El coste del permiso diario obligatorio para hacer uso del sistema es de 35 euros, mientras que la reserva previa en los entornos que lo requieren es de 3 euros. Los entornos singulares en los cuales es necesaria una reserva previa son la Sagrada Família, el Park Güell, La Pedrera, el Hospital de Sant Pau, Drassanes, Ciutat Vella, el Port Olímpic y la Font Màgica de Montjuïc.
Límite de operaciones por hora
El sistema establece un límite de operaciones por hora en los espacios con mayor demanda, lo que permite ordenar mejor el uso del espacio público y asegurar que la llegada de los visitantes sea más fluida y estructurada.
"Este conjunto de medidas contribuye a una ciudad más eficiente, sostenible y preparada para hacer frente a los retos derivados de la actividad turística", añade el Ayuntamiento de Barcelona sobre un despliegue para gestionar el estacionamiento de autocares turísticos que "mejora la convivencia" entre operadores de este tipo de transporte, visitantes y vecindario en los puntos tensionados de la ciudad.

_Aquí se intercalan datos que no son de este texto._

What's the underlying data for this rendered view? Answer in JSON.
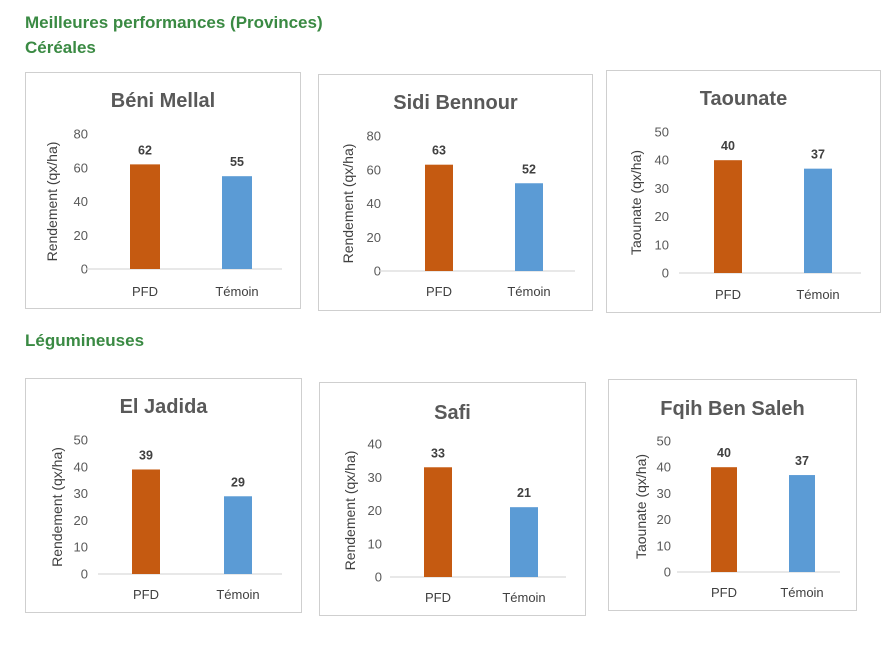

Las gestiones se pueden realizar a través de la web 'zonabus.cat', en la que ya se han registrado más de 900 usuarios y se han gestionado más de 1.000 permisos. Actualmente, la Zona Bus la conforman 210 plazas que requieren reserva previa, 51 de las cuales están concebidas para paradas breves y 159 para estacionamientos.
También hay 40 espacios intermodales situados en puntos alejados del centro de la ciudad, donde no es necesario realizar ningún trámite con antelación. Estos espacios, que no necesitan ninguna gestión previa en la web, se sitúan alrededor del Camp Nou, Can Dragó, Bac de Roda y Diagonal Mar.
La herramienta para monitorizar en tiempo real las operaciones
La aplicación de servicios de movilidad profesional SPRO se convierte en "una plataforma digital indispensable" para monitorizar la disponibilidad de plazas en el total de la ciudad. Una vez gestionado el permiso y la reserva previa, si es requerida a través de la web, y justo antes de iniciar la primera visita, el conductor deberá introducir en la aplicación de servicios de movilidad profesional SPRO el código de su permiso diario y la matrícula del vehículo.
Además cuando el autocar llegue al espacio de parada o estacionamiento, el conductor deberá registrar también en SPRO su operación tanto a la llegada como a la partida. El importe de cada operación se cargará de forma automática en la aplicación a través del medio de pago facilitado. Con este procedimiento se obtiene información en tiempo real de la disponibilidad de plazas de aparcamiento gracias a sistemas inteligentes que proporcionan datos de calidad que permiten gestionar y optimizar el uso de espacios.
"Este nuevo modelo inteligente pone el foco en redistribuir de forma más equilibrada los flujos de autocares para reducir el impacto sobre la movilidad cotidiana en los entornos de gran afluencia", sentencia el Ayuntamiento de Barcelona.